Marco Fattorini
Million Dollar Play
18 Ottobre Ott 2012 1432 18 ottobre 2012

Nadal riparte dall'Australia. Ma quanto è costata la sua assenza?

Un tormentone estivo, quantomeno per gli appassionati di tennis. L'eliminazione anzitempo a Wimbledon, il forfait a Olimpiadi e Us Open. Da quasi quattro mesi Rafael Nadal non gioca tornei a causa di un infortunio al ginocchio che lo ha costretto a Maiorca tra cure mediche, famiglia e un po' di golf.

Un periodo di astinenza malgestito dal clan del maiorchino, con lo zio-manager Toni Nadal e l'addetto stampa Benito Barbadillo ad alternarsi nel fornire informazioni vaghe e a mezzabocca. Alimentando il mistero intorno al giocatore. Quasi si vergognassero ad ammettere che anche un campione come Rafa potesse appendere la racchetta al chiodo per un po', bloccato da umanissimi guai fisici.

Il re della terra rossa e vincitore di 11 Slam spera di tornare in campo a partire dai prossimi Australian Open, gennaio 2013. Un ritorno delicato, forse foriero di un nuovo ciclo, tanto più se si pensa alla superficie (cemento) che potrebbe accoglierlo. "Non posso pensare di evitare il cemento, con due Slam e tanti tornei importanti là sopra, ma so che devo giocare di più sulla terra che aiuta il mio ginocchio", diceva qualche settimana fa alla Gazzetta.
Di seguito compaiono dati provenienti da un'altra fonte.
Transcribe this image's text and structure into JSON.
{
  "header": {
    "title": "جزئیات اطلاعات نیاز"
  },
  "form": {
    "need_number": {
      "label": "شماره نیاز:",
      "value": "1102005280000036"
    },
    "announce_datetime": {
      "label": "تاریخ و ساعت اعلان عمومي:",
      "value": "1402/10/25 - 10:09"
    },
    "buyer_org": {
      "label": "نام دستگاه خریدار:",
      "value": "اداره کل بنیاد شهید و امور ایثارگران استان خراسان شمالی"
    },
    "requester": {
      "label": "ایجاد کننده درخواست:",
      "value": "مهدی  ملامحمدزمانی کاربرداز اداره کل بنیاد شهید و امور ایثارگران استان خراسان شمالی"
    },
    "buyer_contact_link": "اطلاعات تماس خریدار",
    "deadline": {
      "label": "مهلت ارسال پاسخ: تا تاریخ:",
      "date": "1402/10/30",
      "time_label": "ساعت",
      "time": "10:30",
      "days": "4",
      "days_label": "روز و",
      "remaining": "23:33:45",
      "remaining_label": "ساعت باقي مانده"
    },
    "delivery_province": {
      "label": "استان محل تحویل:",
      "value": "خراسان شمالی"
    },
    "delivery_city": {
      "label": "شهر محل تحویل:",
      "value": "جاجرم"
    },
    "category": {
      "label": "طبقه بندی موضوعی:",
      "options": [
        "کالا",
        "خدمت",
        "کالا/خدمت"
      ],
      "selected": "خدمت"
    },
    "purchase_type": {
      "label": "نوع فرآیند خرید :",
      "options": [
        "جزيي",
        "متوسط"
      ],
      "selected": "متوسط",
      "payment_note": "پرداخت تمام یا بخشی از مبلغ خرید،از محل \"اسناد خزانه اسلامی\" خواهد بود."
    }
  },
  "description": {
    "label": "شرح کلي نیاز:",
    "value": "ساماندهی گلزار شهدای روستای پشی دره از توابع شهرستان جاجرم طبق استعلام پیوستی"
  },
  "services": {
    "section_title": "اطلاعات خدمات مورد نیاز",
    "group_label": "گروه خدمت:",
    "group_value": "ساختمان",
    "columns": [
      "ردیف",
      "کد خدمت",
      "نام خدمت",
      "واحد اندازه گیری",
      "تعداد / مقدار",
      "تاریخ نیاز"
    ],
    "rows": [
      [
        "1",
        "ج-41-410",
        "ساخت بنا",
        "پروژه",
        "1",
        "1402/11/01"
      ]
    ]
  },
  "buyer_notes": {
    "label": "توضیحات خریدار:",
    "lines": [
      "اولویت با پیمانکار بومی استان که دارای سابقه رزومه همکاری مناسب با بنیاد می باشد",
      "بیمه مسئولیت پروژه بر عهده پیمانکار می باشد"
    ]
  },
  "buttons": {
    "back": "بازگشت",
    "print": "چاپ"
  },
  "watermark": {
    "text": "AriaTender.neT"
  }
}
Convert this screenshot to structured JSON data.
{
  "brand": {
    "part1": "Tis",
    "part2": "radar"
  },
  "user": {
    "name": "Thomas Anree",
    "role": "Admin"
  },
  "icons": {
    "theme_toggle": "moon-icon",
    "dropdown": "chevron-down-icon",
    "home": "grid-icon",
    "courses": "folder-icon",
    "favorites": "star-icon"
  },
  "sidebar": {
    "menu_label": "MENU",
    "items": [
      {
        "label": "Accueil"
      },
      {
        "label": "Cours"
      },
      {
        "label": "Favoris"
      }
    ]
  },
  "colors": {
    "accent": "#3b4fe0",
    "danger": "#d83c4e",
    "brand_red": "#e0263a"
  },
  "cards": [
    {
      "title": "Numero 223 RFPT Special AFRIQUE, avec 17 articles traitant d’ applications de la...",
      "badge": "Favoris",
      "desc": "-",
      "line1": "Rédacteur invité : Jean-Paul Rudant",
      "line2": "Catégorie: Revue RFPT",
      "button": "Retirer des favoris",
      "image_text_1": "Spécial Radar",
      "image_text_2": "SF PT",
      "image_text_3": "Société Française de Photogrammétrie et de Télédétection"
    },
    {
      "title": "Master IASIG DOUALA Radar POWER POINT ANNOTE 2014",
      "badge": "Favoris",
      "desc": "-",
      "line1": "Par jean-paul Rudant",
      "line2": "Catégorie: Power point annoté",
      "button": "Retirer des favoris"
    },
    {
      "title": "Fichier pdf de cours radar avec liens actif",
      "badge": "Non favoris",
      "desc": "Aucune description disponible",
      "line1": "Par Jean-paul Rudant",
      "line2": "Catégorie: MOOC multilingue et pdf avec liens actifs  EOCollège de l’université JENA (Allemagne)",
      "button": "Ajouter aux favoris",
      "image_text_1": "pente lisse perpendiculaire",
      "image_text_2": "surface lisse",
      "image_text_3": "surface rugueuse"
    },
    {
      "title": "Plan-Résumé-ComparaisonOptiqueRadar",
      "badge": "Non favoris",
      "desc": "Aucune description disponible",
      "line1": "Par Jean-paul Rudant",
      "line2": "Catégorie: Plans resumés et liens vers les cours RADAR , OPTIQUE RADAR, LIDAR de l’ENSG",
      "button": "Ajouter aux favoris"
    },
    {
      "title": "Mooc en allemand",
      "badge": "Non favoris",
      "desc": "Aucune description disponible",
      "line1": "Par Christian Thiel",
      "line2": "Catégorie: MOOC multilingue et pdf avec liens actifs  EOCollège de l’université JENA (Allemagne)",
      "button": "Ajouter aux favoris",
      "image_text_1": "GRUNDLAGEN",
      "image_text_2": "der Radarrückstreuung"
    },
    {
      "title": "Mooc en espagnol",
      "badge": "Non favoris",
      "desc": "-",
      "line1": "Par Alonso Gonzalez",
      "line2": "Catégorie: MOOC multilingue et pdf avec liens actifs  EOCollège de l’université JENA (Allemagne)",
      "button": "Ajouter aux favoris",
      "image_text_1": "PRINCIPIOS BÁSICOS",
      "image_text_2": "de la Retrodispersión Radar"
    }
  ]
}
Sono sempre di più quelli che vogliono rivederlo in campo. La lunga pausa non ha fatto felice Nike, main sponsor del maiorchino per il quale ogni anno stacca un assegno da 7 milioni di euro e sforna collezioni dedicate, seguendo i ritmi febbrili del calendario tennistico. In questi mesi la bacheca di Rafa è rimasta all'asciutto. Lo stop gli ha fatto perdere terreno nell'Olimpo del ranking mondiale dove ora occupa la quarta piazza, dietro ai vari Federer, Djokovic e Murray. Con un premio di fine stagione che non supererà i 500.000 dollari invece dei 2 milioni che spettano al capolista e al milione intascato dal numero due.

Eppure tra luglio 2011 e luglio 2012 Nadal ha raggranellato 32,4 milioni di dollari in premi e sponsor: oltre a Nike ci sono Babolat, Kia, Richard Mille e Bacardi. Cifre da record che testimoniano un'altra verità: il maiorchino è una straordinaria macchina da soldi e protagonista irrinunciabile per l'ATP. D'altronde il circuito si sostiene economicamente grazie alla passerella di pochi grandi campioni come Federer, Nadal e Djokovic che, quasi da soli, tengono alta l'attenzione (e il portafogli) di sponsor e tv sul tennis mondiale.

L'assenza di Nadal ha fatto male a tutti. A lui in primis, che vive con la racchetta da quando ha 8 anni, al suo entourage, attento alle questioni di cassa, e al circuito ATP. Ma in fondo l'assenza ha fatto male anche agli avversari sul campo che, tra rivalità e timori, lo rispettano da sempre. Davanti al sette volte vincitore del Roland Garros non potrebbe essere il contrario.